Using the Generation Script
The scripts/generate_image.py script handles all Replicate API interactions with proper error handling and polling.
Basic usage:
python scripts/generate_image.py "a sunset over mountains" --output sunset.jpg
With image input:
python scripts/generate_image.py "make this look like a watercolor" \
--image-input https://example.com/photo.jpg \
--output watercolor.jpg
With multiple images:
python scripts/generate_image.py "combine these styles" \
--image-input https://example.com/img1.jpg \
--image-input https://example.com/img2.jpg \
--output combined.jpg
Custom aspect ratio:
python scripts/generate_image.py "a wide landscape" \
--aspect-ratio 21:9 \
--output landscape.jpg
PNG output:
python scripts/generate_image.py "transparent logo concept" \
--output-format png \
--output logo.png
Important Implementation Details
Image URL Requirements
Replicate requires images to be uploaded to their file hosting service.

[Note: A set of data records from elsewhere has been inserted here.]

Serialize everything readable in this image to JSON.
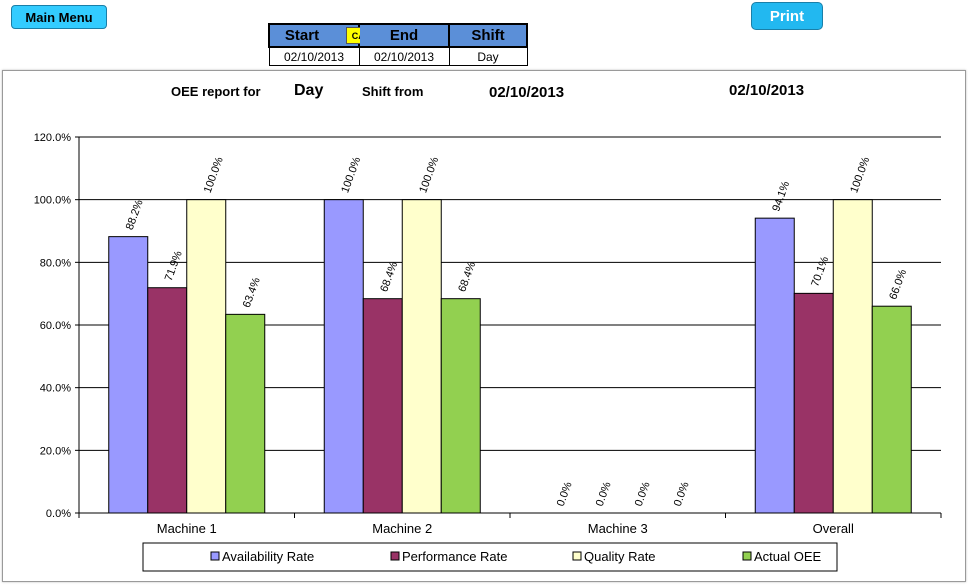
{
  "toolbar": {
    "main_menu_label": "Main Menu",
    "print_label": "Print"
  },
  "selector": {
    "start_label": "Start",
    "cal_label": "CAL",
    "end_label": "End",
    "shift_label": "Shift",
    "start_value": "02/10/2013",
    "end_value": "02/10/2013",
    "shift_value": "Day"
  },
  "report": {
    "prefix": "OEE report for",
    "shift": "Day",
    "shift_from": "Shift from",
    "from_date": "02/10/2013",
    "to_date": "02/10/2013"
  },
  "chart_data": {
    "type": "bar",
    "categories": [
      "Machine 1",
      "Machine 2",
      "Machine 3",
      "Overall"
    ],
    "ylim": [
      0,
      120
    ],
    "yticks": [
      0,
      20,
      40,
      60,
      80,
      100,
      120
    ],
    "ytick_labels": [
      "0.0%",
      "20.0%",
      "40.0%",
      "60.0%",
      "80.0%",
      "100.0%",
      "120.0%"
    ],
    "grid": true,
    "legend_position": "bottom",
    "series": [
      {
        "name": "Availability Rate",
        "color": "#9999ff",
        "values": [
          88.2,
          100.0,
          0.0,
          94.1
        ],
        "labels": [
          "88.2%",
          "100.0%",
          "0.0%",
          "94.1%"
        ]
      },
      {
        "name": "Performance Rate",
        "color": "#993366",
        "values": [
          71.9,
          68.4,
          0.0,
          70.1
        ],
        "labels": [
          "71.9%",
          "68.4%",
          "0.0%",
          "70.1%"
        ]
      },
      {
        "name": "Quality Rate",
        "color": "#ffffcc",
        "values": [
          100.0,
          100.0,
          0.0,
          100.0
        ],
        "labels": [
          "100.0%",
          "100.0%",
          "0.0%",
          "100.0%"
        ]
      },
      {
        "name": "Actual OEE",
        "color": "#92d050",
        "values": [
          63.4,
          68.4,
          0.0,
          66.0
        ],
        "labels": [
          "63.4%",
          "68.4%",
          "0.0%",
          "66.0%"
        ]
      }
    ]
  }
}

The script automatically handles this:
- If the input is a URL from any domain, the script downloads and re-uploads to Replicate
- If the input is a local file path, the script reads and uploads to Replicate
- This ensures compatibility with the Nanobanana model's requirements
Error Handling
The script includes comprehensive error handling:
- API authentication failures (missing or invalid
REPLICATE_API_KEY) - Network timeouts and connection errors
- Invalid image URLs or file paths
- Model execution failures with helpful error messages
Output Files
Generated images are saved to the specified output path. If no output path is specified, the script saves to ./generated_image_{timestamp}.jpg in the current directory.

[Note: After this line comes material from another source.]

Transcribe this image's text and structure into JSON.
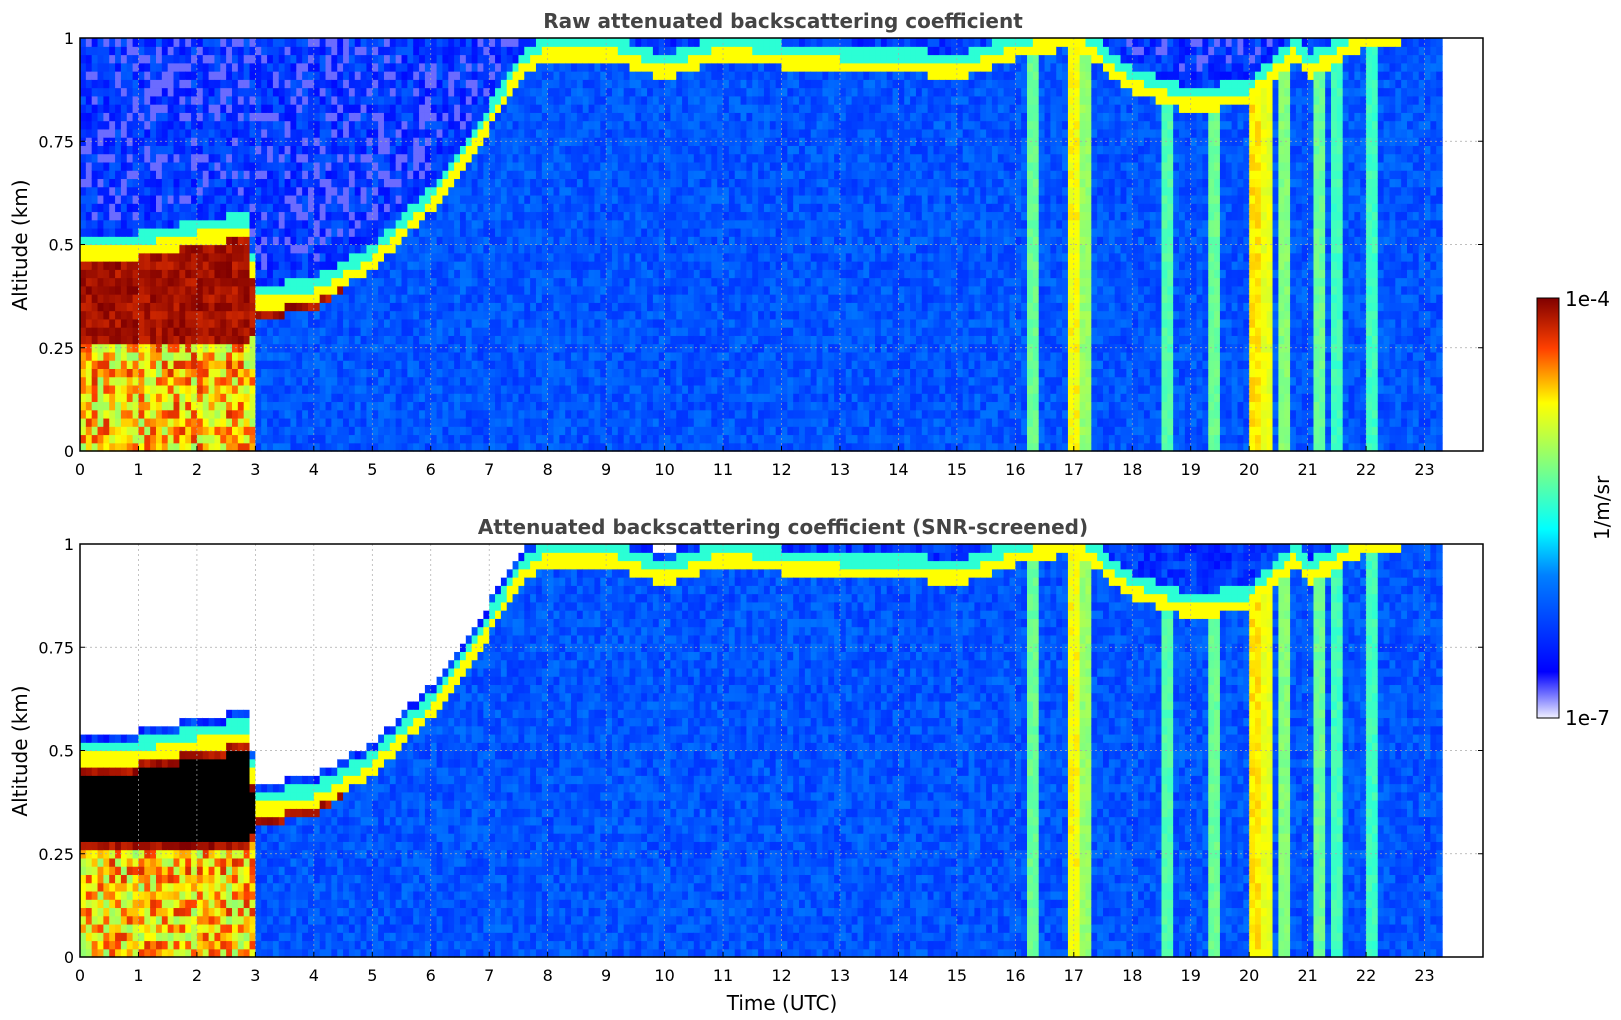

Performance Considerations
- Image generation typically takes 5-15 seconds depending on complexity
- The script uses polling with appropriate intervals (configurable)
- Progress indicators show generation status
- Timeout is set to 5 minutes by default to handle complex generations
API Reference
For detailed information about the Nanobanana model parameters, capabilities, and best practices, refer to references/nanobanana-api.md.
Environment Setup
Ensure the REPLICATE_API_KEY environment variable is set:
export REPLICATE_API_KEY="your-api-key-here"
Get an API key from https://replicate.com/account/api-tokens
Common Pitfalls
- Image URLs not publicly accessible: Ensure input images are either publicly accessible URLs or properly uploaded to Replicate's file hosting
- Missing API key: The script will fail if
REPLICATE_API_KEYis not set in the environment - Aspect ratio mismatch: When using
match_input_image, ensure at least one input image is provided - File path issues: Always use absolute paths or properly resolve relative paths for local image files
Best Practices
- Descriptive prompts: More detailed prompts generally produce better results (e.g., "a serene mountain lake at sunset with pine trees in the foreground" vs "a lake")
- Appropriate aspect ratios: Choose aspect ratios that match the intended use case
- Image quality: When using image inputs, higher quality source images generally produce better results
- Iterative refinement: Generate multiple variations by adjusting prompts to find the best result
- Output format: Use PNG for images requiring transparency, JPG for photographs and general images (smaller file size)